Timing = (Measure-Command {
$a1 | Where-Object { ($a2 + $a3) -notcontains $_ } |
Out-Host; '---' | Out-Host
}).TotalSeconds
}
}) |
Group-Object TestCategory | ForEach-Object {
"`n=========== $($_.Name)`n"
$_.Group | Sort-Object Timing | Select-Object Test, @{ l='Timing'; e={ '{0:N3}' -f $_.Timing } }
}
Sample output from my machine (output of missing array elements omitted):
=========== SORTED input
Test Timing
---- ------
CompareObject 0.068
CompareObject, explicitly sorted first 0.187
!.Contains(), two-pass 0.548
-notcontains, two-pass 6.186
-notcontains, two-pass, explicitly sorted first 6.972
!.Contains(), two-pass, explicitly sorted first 12.137
!.Contains(), single-pass 13.354
-notcontains, single-pass 18.379
=========== UNSORTED input
CompareObject, explicitly sorted first 0.198
CompareObject 6.617
-notcontains, two-pass 6.927
-notcontains, two-pass, explicitly sorted first 7.142
!.Contains(), two-pass 12.263
!.Contains(), two-pass, explicitly sorted first 12.641
-notcontains, single-pass 19.273
!.Contains(), single-pass 25.174
While timings will vary based on many factors, you can get a sense that Compare-Object scales much better, if the input is either pre-sorted or sorted on demand, and the performance gap widens with increasing element count.
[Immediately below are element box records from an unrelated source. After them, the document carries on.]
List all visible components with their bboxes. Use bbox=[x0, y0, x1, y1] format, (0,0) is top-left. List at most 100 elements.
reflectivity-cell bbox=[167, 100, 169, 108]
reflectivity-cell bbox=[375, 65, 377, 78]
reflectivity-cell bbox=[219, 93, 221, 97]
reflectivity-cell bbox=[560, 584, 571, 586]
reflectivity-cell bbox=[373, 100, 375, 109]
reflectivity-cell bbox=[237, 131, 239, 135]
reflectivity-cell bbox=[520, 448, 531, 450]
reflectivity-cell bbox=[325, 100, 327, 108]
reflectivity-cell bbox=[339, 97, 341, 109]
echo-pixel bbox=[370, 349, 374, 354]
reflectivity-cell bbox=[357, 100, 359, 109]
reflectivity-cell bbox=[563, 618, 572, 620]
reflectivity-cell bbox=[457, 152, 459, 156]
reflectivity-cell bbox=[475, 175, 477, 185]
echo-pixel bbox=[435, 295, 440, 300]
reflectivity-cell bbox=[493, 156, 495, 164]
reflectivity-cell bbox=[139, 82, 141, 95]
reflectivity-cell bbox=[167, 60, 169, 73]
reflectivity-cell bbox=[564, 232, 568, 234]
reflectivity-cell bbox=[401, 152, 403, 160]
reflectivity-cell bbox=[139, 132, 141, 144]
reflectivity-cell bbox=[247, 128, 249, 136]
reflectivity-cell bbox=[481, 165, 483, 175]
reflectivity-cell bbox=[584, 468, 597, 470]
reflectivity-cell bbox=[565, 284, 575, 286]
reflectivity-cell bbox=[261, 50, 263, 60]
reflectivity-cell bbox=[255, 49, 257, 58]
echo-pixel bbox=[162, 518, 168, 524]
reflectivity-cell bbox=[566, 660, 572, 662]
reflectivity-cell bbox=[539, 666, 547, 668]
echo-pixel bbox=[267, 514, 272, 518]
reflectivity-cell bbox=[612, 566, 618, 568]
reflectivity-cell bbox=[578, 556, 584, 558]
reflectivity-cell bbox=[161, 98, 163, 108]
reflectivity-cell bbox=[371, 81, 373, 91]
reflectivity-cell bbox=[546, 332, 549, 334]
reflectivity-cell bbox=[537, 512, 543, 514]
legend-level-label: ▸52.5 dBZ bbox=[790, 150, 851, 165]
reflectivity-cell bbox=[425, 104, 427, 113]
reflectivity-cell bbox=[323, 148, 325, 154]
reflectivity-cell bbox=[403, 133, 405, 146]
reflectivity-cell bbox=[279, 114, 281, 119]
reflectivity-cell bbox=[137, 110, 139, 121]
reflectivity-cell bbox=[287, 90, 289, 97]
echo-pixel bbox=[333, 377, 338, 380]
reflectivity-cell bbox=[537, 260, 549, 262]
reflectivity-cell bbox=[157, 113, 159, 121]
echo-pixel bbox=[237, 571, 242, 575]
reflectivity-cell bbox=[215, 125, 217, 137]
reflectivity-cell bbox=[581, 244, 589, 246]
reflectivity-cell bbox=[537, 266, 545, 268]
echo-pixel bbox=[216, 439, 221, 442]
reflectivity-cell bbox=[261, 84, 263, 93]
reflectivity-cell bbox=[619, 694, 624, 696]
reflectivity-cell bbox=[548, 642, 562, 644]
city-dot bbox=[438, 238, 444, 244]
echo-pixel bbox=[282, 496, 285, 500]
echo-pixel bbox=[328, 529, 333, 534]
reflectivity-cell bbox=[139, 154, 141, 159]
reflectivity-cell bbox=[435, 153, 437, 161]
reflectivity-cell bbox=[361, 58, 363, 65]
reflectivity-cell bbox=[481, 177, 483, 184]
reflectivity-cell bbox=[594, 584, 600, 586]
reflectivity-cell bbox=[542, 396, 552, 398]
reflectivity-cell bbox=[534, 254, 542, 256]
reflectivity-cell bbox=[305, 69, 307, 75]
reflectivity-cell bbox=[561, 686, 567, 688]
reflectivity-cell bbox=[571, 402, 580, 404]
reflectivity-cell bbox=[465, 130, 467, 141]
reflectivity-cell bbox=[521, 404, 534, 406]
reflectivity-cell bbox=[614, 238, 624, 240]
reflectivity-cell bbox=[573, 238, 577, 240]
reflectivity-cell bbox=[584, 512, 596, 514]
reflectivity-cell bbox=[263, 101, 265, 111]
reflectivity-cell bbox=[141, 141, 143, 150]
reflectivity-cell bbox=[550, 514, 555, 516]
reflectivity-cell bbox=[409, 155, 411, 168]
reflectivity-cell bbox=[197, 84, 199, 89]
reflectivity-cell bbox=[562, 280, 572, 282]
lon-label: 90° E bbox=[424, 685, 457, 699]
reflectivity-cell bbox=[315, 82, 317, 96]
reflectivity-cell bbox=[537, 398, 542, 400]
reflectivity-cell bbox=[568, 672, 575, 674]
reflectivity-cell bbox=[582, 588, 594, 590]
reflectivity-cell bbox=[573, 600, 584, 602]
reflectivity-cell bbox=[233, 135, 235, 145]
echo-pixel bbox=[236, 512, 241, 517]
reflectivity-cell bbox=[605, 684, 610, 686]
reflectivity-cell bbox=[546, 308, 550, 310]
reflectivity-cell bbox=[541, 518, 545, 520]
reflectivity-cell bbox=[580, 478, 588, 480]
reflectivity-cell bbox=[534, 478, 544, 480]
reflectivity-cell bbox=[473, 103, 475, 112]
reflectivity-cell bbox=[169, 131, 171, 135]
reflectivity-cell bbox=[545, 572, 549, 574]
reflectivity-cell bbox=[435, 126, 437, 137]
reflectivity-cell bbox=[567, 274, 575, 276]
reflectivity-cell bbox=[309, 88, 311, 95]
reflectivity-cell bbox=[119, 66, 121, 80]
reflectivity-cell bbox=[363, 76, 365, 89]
When not using Compare-Object, performance can be somewhat increased - but not being able to take advantage of sorting is the fundamentally limiting factor:
Neither -notcontains / -contains nor .Contains() can take full advantage of presorted input.
If the input is already sorted: Using the .Contains() IList interface .NET method rather than the PowerShell -contains / -notcontains operators (which an earlier version of k7s5a's answer used) improves performance.
Joining arrays $a2 and $a3 once, up front, and then using the joined array in the pipeline improves performance (that way, the arrays don't have to be joined in every iteration).